Wie konnte dann der Fipronil-Skandal passieren?

Weil in der Nahrungsmittelbranche die Hühnerhaltung fast vollständig industrialisiert ist. Das ist ein Milliardenmarkt, das sieht man auch an der Menge der Eier, die als Folge der Betrugsaufdeckung zerstört wurden. Da ist der Reiz, Gesetze zu brechen, um mehr Profit zu machen, ein Riesenproblem.

Wie will die EU verhindern, dass sich das wiederholt?

Wie nach jedem Skandal wird wieder an der Gesetzesschraube gedreht – wir brauchen eine bessere Kontrolle der nationalen Behörden und eine EU-weite Koordinierung von Brüssel aus, damit nationale Behörden nicht alleine entscheiden, was unbedenklich ist. Das Problem ist aber noch nicht gelöst, da Fipronil auch in einigen Fertigprodukten drin steckt.

Denken Sie, dass die Bevölkerung Lebensmittelskandale zu schnell vergisst?

Ja, das ist tatsächlich so. Aber es darf kein Gewöhnungseffekt eintreten.

Wird Glyphosat demnächst verboten?

Ende des Jahres wird über eine Zulassungsverlängerung entschieden und die Europäische Kommission hat bis jetzt keine Mehrheit dafür. Glyphosat ist gesundheitsschädlich. Glyphosat ist in fast allen Lebensmitteln nachweisbar – und so auch bei uns Verbrauchern. Die aktuelle Diskussion zeigt, wie abhängig die industrielle Landwirtschaft von Pestiziden ist. Wir brauchen eine grundsätzliche Diskussion über die Zulassung von Pestiziden, nicht nur bei Glyphosat.

Was wäre die Alternative zu Glyphosat?

Komplett darauf verzichten. Die ökologischen Landwirte schaffen das ja auch. Die kommerzielle Landwirtschaft und der Bauernverband geben zu, dass es nicht wirklich gebraucht wird, es ist halt billig. Es spart dem Bauern 100 Euro pro Hektar. Wenn da ein Brötchen bei der Umstellung 0,2 Cent teurer würde, würde das kein Verbraucher spüren. Der Getreideanteil in den Brötchen ist verschwindend gering.
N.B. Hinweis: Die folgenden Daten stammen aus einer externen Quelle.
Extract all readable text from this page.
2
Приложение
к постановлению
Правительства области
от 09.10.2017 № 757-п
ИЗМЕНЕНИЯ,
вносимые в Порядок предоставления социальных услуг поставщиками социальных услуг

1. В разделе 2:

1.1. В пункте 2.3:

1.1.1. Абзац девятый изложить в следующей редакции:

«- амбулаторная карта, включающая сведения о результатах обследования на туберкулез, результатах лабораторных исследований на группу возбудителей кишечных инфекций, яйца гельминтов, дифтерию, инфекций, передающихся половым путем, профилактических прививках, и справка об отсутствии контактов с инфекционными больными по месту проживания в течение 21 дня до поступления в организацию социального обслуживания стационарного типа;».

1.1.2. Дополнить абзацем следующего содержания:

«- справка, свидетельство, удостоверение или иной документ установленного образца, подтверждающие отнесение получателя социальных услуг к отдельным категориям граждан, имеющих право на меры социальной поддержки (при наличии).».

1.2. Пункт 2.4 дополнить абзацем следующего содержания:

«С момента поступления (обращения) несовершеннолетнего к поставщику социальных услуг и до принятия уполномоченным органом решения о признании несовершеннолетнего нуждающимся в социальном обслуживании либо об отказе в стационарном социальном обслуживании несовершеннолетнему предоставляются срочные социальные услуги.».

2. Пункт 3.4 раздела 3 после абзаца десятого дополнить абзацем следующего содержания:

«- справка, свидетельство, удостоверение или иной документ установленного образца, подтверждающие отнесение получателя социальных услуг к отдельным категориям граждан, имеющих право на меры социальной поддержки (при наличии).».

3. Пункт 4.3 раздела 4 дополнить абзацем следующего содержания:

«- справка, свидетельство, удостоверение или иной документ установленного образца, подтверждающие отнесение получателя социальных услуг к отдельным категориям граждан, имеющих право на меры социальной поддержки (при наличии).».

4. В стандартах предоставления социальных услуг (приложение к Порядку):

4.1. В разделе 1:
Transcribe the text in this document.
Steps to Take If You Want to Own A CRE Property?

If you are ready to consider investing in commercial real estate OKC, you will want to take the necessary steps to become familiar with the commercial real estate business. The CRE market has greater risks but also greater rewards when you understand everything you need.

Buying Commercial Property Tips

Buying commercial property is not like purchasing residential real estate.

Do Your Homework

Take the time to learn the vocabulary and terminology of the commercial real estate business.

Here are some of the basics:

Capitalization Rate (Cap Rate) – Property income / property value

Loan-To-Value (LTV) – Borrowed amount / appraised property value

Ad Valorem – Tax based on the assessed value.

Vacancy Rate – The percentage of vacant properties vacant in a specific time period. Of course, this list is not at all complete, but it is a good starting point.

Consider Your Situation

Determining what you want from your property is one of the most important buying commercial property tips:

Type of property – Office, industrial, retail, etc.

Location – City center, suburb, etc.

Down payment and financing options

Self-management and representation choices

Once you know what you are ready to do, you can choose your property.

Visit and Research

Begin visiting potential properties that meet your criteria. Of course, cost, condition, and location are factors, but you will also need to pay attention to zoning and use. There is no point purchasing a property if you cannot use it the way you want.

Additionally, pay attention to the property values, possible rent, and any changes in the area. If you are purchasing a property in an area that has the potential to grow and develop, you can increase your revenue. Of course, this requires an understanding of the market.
Wo muss sich in Brüssel noch was tun?

Es wird behauptet, die EU stünde für zuviel Bürokratie, Musterbeispiel: das Verbot der Glühbirne. Gegen das Verbot wurde damals Sturm gelaufen, aber heute sehen doch alle, dass es vernünftig und richtig war, und wir jede Menge Energie sparen. Wenn jemand einen vernünftigen Verbraucher- und Umweltschutz mit Brüssel in Verbindung bringen würde, wäre das schön.

Und jetzt fiel auch noch die Zuckerquote …

Ja, deren Abschaffung halte ich für falsch. Es ist nicht gesundheitsfördernd, günstigen Zucker aus aller Herren Länder zu bekommen. Da hat sich die Ernährungsindustrie und Geiz-ist-geil-Mentalität gegen uns durchgesetzt. Die Süßwarenhändler standen Schlange, damit das abgeschafft wird. Dabei sind die 35 Kilo Zucker, die wir jedes Jahr zu uns nehmen, schon doppelt so viel, wie gesund wäre. Jetzt können es noch mehr werden.